Ma poi c’è l’azione malvagia centrale che Le Carré confessa, o forse si vanta riguardo… è difficile dirlo. Quando era un giovane studente dell’Università di Oxford negli anni ’50, reclutato dall’intelligence britannica per riferire sulle attività di sinistra tra gli studenti, puntò il dito contro il suo stesso amico, un appassionato comunista di nome Stanley Mitchell. Le Carré fece addirittura svaligiare le stanze di Mitchell alla ricerca di materiale sovversivo. Alla fine, anche i nomi dei compagni studenti comunisti di Mitchell caddero nelle mani dell’intelligence britannica.

Le Carré ha estratto queste particolari esperienze per il suo romanzo del 1986, Una spia perfetta, e ha raccontato varie versioni della storia in vecchie interviste, la maggior parte delle quali evasive e razionalizzando il suo tradimento nei confronti del suo amico. Nel documentario di Morris, sembra essere impegnato in una dichiarazione più audace del proprio ruolo di informatore. Afferma, nel film di Morris, di aver contattato Mitchell cinquant’anni dopo il fatto e di aver ammesso quello che aveva fatto, aggiungendo che Mitchell lo aveva definito un maiale e gli aveva chiesto come avesse potuto cadere così in basso.

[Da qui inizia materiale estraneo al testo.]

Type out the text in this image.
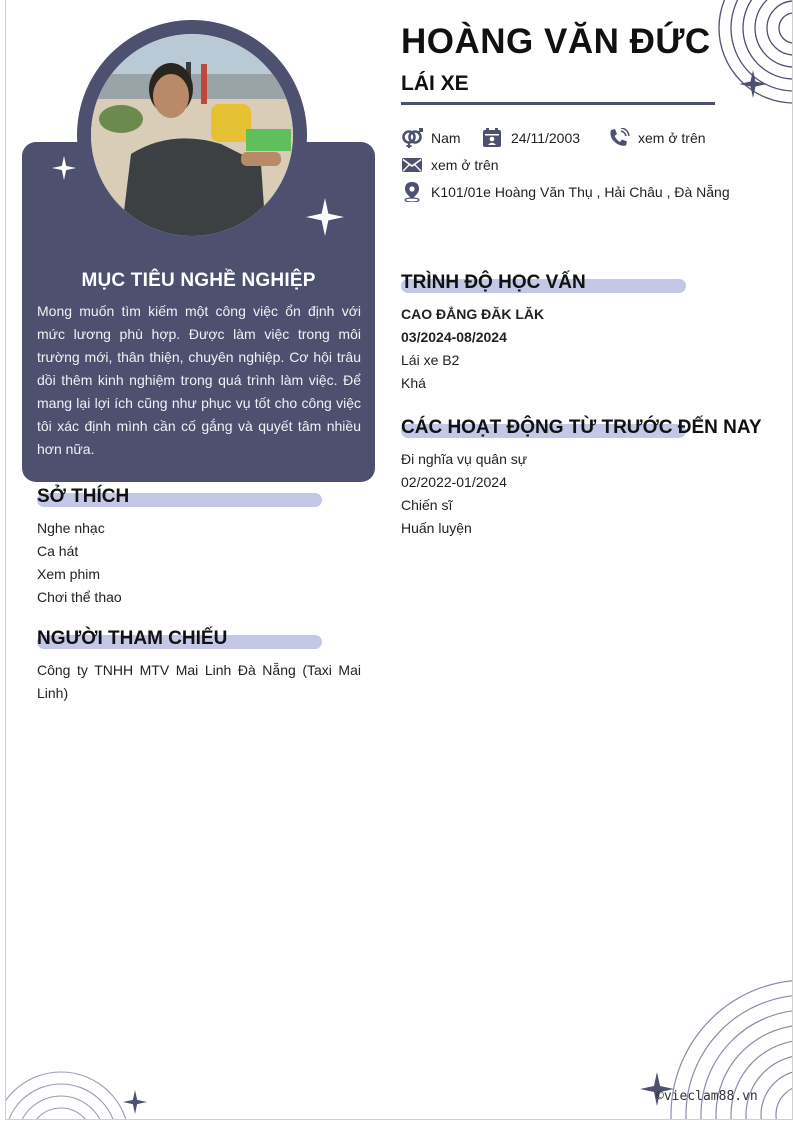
MỤC TIÊU NGHỀ NGHIỆP
Mong muốn tìm kiếm một công việc ổn định với mức lương phù hợp. Được làm việc trong môi trường mới, thân thiện, chuyên nghiệp. Cơ hội trâu dồi thêm kinh nghiệm trong quá trình làm việc. Để mang lại lợi ích cũng như phục vụ tốt cho công việc tôi xác định mình cần cố gắng và quyết tâm nhiều hơn nữa.
SỞ THÍCH
Nghe nhạc
Ca hát
Xem phim
Chơi thể thao
NGƯỜI THAM CHIẾU
Công ty TNHH MTV Mai Linh Đà Nẵng (Taxi Mai Linh)
HOÀNG VĂN ĐỨC
LÁI XE
Nam	24/11/2003	xem ở trên
xem ở trên
K101/01e Hoàng Văn Thụ , Hải Châu , Đà Nẵng
TRÌNH ĐỘ HỌC VẤN
CAO ĐẲNG ĐĂK LĂK
03/2024-08/2024
Lái xe B2
Khá
CÁC HOẠT ĐỘNG TỪ TRƯỚC ĐẾN NAY
Đi nghĩa vụ quân sự
02/2022-01/2024
Chiến sĩ
Huấn luyện
©vieclam88.vn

“Era una specie di guerra”, avrebbe detto Le Carré al suo vecchio amico, “e tu eri dalla parte sbagliata”.

“Ma qual era il lato destro?” Morris interviene fuori campo.

E Le Carré ride, ammettendo che era molto difficile da raccontare, il che esprime la sua ambiguità riguardo all’era non eroica che divenne il suo soggetto più importante. Ma se si leggono le citazioni della corrispondenza continuata tra Le Carré e Mitchell, che non sono riportate nel film, la gestione di questo tradimento da parte di Le Carré diventa sempre più cupa e ripugnante, un misto di scuse, giustificazioni di autocommiserazione e brutte accuse. :

Nella loro corrispondenza esitava tra scusarsi per le azioni di un “piccolo orfano cattivo e vendicativo con un bugiardo psicopatico per padre e un’immagine di sé da boy-scout” e giustificare il suo comportamento con la motivazione che stavano cercando “comunisti segreti e potenziali traditori”. Si diceva che l’amicizia alla fine sarebbe stata ristabilita, ma il tono dell’ultima lettera di Le Carré, in cui accusava il suo amico di “sottoporre la propria vita e il proprio eccellente intelletto alla causa del comunismo mondiale” e di non mostrare empatia per il proprio “viaggio” attraverso l’intelligence britannica, suggerisce solo una riconciliazione parziale.

È davvero notevole l’arroganza, aspettarsi empatia per il tuo “viaggio” di spia bugiarda, traditrice e freddamente egocentrica da parte dello stesso amico che hai denunciato all’MI5. Ma ha senso se guardi Le Carré.